A three-dimensional human epidermis model reconstructed from neonatal primary keratinocytes is presented. Herein, a protocol for the cultivation process and the characterization of the model is described. Neonatal primary keratinocytes are grown submerged on permeable polycarbonate inserts and lifted to the air-liquid interface three days after seeding. After fourteen days of stimulation with defined growth factors and ascorbic acid in high calcium culture medium, the model is fully differentiated. Histological analysis revealed a completely stratified epidermis, mimicking the morphology of native human skin. To characterize the model and its barrier functions, protein levels and localization specific for early-stage keratinocyte differentiation (i.e., keratin 10), late-stage differentiation (i.e., involucrin, loricrin, and filaggrin) and tissue adhesion (i.e., desmoglein 1), were assessed by immunofluorescence. The tissue barrier integrity was further evaluated by measuring transepithelial electrical resistance. Reconstructed human epidermis was responsive to proinflammatory stimuli (i.e., lipopolysaccharide and tumor necrosis factor alpha), leading to increased cytokine release (i.e., interleukin 1 alpha and interleukin 8). This protocol represents a straightforward and reproducible in vitro method to cultivate reconstructed human epidermis as a tool to assess environmental effects and a broad range of skin-related studies.

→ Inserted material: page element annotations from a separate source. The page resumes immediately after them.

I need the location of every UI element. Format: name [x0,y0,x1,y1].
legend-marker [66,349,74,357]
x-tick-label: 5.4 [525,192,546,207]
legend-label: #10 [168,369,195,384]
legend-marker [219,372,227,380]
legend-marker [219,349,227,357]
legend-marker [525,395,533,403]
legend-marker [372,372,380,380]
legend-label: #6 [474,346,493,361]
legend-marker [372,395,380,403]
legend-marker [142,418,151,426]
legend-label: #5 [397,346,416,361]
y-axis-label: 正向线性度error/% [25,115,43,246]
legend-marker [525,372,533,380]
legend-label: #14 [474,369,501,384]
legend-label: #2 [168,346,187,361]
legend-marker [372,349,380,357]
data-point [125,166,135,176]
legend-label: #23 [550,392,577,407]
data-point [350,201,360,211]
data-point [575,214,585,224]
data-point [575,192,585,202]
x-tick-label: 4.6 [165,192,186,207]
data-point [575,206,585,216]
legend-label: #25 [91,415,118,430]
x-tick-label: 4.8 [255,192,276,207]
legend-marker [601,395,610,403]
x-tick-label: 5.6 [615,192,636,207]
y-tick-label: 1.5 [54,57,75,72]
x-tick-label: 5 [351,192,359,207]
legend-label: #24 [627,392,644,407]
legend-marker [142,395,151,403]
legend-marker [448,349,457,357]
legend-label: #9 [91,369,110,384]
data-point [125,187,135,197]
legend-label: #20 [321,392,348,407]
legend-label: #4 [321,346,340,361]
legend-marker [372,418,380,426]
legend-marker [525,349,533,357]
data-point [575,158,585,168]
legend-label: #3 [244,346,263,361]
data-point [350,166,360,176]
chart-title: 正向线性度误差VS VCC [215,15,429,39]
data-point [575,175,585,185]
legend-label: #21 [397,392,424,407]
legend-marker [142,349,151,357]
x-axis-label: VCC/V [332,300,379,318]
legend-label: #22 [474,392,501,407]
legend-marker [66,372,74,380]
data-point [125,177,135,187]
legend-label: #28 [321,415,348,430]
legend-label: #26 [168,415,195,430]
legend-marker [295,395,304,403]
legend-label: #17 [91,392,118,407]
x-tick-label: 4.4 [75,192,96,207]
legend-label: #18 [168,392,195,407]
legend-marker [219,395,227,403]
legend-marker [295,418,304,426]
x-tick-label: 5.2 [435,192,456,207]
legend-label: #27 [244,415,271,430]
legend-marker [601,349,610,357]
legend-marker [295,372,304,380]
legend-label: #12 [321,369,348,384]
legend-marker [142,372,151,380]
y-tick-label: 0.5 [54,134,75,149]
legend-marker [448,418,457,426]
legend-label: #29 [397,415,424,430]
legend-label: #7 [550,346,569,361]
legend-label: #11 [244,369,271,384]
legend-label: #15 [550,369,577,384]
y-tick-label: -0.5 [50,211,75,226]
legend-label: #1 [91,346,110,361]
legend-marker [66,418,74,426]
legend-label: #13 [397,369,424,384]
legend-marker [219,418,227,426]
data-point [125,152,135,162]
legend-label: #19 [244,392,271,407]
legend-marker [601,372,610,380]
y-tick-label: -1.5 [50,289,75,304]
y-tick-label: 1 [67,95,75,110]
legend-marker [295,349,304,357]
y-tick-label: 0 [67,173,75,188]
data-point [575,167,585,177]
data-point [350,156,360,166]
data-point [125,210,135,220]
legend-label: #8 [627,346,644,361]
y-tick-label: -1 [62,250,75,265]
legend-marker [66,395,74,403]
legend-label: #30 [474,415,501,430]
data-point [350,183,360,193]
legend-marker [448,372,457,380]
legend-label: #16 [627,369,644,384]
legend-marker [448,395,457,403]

Bench approaches to study the detrimental cutaneous impact of tropospheric ozone.

Being exposed to ground-level ozone (O3), as it is often the case in polluted cities, is known to have a detrimental impact on skin. O3 induces antioxidant depletion and lipid peroxidation in the upper skin layers and this effect has repercussions on deeper cellular layers, triggering a cascade of cellular stress and inflammatory responses. Repetitive exposure to high levels of O3 may lead to chronic damages of the cutaneous tissue, cause premature skin aging and aggravate skin diseases such as contact dermatitis and urticaria. This review paper debates about the most relevant experimental approaches that must be considered to gather deeper insights about the complex biological processes that are activated when the skin is exposed to O3. Having a better understanding of O3 effects on skin barrier properties and stress responses could help the whole dermato-cosmetic industry to design innovative protective solutions and develop specific cosmetic regime to protect the skin of every citizen, especially those living in areas where exposure to high levels of O3 is of concern to human health.